Aruba’s cybersecurity detection systems picked up and alerted us to anomalous activity which, upon investigation, was found to be unauthorised access. This action was immediately blocked by our incident response team. The team then carried out further analysis of the security incident, during which the ‘way in’ was identified as a vulnerability in third-party CMS software used to manage the content of product and service user guides for customers.

Aruba immediately informed the authorities and the Personal Data Protection Authority once this issue was discovered. Over the last two months, we have worked closely with these authorities and cybersecurity specialists to investigate the depth and potential repercussions of the attempted access to or misuse of our data. When the investigation was concluded, Aruba notified customers and provided advice and support.

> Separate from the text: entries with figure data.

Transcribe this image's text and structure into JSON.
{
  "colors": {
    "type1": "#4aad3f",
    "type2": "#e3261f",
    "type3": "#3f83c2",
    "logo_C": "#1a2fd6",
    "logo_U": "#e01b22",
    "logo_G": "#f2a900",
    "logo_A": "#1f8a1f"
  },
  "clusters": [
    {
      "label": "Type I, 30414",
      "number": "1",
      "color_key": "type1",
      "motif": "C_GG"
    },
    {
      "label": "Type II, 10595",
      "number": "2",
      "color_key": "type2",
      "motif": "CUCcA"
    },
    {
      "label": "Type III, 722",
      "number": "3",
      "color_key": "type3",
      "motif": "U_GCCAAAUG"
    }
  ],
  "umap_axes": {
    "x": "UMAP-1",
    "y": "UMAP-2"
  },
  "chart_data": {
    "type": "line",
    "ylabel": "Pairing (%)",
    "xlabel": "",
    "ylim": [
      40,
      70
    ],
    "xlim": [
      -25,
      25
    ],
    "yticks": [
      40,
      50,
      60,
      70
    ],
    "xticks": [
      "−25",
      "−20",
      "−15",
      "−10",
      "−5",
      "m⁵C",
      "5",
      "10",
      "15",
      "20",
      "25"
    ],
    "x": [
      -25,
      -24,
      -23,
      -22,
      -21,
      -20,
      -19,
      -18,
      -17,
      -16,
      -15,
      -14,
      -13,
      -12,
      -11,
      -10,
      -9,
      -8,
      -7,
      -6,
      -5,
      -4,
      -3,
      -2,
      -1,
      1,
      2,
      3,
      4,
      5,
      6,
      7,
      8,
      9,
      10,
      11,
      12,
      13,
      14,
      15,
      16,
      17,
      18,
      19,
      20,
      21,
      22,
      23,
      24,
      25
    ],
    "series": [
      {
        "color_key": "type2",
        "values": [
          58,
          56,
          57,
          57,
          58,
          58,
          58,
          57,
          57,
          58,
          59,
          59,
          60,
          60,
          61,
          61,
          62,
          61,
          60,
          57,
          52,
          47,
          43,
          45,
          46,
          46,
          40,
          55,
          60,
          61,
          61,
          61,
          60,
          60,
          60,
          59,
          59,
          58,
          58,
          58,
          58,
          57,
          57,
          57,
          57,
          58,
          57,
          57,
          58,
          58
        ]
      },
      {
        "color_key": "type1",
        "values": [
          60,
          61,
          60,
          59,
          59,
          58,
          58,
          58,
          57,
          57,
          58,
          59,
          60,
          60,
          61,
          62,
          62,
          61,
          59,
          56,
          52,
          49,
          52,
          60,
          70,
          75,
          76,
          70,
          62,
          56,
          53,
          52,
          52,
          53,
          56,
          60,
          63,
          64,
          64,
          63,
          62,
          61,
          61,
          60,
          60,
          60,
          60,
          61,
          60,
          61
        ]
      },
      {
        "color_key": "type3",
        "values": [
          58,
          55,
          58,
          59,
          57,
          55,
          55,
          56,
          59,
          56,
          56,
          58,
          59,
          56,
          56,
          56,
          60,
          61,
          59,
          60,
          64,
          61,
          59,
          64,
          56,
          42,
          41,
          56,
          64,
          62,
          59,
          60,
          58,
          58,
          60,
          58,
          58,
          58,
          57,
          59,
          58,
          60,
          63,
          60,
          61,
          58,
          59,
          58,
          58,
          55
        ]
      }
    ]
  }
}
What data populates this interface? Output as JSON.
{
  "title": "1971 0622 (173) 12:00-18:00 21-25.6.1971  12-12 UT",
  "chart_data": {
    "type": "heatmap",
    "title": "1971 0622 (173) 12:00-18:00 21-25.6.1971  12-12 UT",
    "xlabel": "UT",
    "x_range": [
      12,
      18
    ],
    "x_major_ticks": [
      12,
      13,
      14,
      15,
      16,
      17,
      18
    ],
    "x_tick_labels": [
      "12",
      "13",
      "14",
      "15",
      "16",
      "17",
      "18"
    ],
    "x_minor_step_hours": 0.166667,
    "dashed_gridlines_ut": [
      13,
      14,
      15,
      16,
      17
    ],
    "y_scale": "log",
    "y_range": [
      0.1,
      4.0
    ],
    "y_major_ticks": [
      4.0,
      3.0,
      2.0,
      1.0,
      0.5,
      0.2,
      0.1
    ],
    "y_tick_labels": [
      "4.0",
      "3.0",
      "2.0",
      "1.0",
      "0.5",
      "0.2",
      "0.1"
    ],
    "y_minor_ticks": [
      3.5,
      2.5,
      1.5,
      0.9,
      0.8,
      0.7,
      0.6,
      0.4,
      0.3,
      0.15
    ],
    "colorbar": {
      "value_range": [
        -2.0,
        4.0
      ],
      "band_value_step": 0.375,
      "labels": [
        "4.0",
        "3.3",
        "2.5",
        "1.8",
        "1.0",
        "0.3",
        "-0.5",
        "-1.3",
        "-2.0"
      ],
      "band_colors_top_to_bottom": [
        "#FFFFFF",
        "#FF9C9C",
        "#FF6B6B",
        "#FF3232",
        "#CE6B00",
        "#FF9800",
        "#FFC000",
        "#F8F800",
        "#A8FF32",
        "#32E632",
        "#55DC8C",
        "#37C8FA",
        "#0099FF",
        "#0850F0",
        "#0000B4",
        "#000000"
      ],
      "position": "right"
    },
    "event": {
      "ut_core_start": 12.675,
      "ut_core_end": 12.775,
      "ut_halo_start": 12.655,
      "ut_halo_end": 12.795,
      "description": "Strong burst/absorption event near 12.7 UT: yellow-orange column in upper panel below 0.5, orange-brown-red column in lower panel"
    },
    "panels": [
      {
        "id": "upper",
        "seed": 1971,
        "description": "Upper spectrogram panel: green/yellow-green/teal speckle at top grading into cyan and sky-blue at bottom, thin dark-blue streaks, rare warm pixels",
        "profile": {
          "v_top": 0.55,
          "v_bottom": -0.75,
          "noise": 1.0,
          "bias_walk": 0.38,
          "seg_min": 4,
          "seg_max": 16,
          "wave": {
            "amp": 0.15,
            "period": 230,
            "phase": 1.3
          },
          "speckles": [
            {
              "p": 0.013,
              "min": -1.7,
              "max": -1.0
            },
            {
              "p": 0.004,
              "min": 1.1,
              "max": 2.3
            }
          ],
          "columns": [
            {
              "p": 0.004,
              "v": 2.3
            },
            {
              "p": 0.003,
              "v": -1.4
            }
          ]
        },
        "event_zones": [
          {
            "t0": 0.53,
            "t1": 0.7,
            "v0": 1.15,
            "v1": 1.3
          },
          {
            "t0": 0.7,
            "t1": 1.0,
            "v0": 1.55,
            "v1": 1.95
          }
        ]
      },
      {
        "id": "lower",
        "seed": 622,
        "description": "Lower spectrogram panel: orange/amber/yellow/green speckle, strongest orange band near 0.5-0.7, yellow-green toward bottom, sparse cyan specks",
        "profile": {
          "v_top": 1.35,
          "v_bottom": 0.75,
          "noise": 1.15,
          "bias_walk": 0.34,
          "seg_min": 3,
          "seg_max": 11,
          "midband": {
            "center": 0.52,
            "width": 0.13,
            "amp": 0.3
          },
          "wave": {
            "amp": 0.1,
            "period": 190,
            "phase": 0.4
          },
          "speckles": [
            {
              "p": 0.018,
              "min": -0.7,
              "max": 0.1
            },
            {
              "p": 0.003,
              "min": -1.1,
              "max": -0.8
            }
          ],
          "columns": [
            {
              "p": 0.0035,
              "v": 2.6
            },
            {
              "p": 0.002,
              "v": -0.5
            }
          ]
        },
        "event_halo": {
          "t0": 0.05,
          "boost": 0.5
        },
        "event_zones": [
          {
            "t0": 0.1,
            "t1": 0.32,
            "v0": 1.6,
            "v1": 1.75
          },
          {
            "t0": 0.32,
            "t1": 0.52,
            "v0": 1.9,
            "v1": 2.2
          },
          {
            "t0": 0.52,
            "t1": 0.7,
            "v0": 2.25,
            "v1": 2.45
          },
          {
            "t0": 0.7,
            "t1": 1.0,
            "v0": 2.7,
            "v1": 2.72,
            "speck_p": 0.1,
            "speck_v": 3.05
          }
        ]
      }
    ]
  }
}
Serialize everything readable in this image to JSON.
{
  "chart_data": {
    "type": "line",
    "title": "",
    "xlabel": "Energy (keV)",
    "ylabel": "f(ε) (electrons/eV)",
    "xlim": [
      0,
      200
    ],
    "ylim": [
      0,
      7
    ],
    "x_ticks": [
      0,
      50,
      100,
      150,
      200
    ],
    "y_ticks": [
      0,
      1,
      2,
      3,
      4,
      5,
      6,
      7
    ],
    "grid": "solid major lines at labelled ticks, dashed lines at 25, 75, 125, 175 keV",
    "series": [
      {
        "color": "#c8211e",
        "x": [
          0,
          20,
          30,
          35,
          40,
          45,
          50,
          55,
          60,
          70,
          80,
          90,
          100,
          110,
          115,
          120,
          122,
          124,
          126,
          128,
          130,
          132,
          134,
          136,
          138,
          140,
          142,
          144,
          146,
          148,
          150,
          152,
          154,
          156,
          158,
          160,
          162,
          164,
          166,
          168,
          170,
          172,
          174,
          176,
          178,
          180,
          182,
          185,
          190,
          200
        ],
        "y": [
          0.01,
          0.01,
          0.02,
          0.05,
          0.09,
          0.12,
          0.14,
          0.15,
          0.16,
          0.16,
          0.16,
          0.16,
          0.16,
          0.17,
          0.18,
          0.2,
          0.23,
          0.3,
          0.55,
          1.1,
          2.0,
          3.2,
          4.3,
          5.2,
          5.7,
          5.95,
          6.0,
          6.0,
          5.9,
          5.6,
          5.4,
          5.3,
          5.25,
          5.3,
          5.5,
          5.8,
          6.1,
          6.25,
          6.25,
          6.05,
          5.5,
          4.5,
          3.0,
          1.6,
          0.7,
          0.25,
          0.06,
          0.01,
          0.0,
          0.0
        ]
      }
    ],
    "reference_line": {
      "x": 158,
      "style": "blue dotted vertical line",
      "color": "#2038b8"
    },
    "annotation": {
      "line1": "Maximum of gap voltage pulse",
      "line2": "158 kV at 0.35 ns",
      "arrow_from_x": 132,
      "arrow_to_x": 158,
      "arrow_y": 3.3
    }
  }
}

The investigation has not yielded any evidence of data being compromised or taken from our systems. Aruba has not received any contact request from any cyber-attackers, neither for extortion nor any other purpose.

Some customers who apparently received the notification email took to Twitter to express their dissatisfaction at not being notified earlier.

The Daily Swig invited Aruba.it to respond to these criticisms but we’re yet to get a response. We’ll update this story as and when more information – such as the number of customers potentially affected by the breach – comes to hand.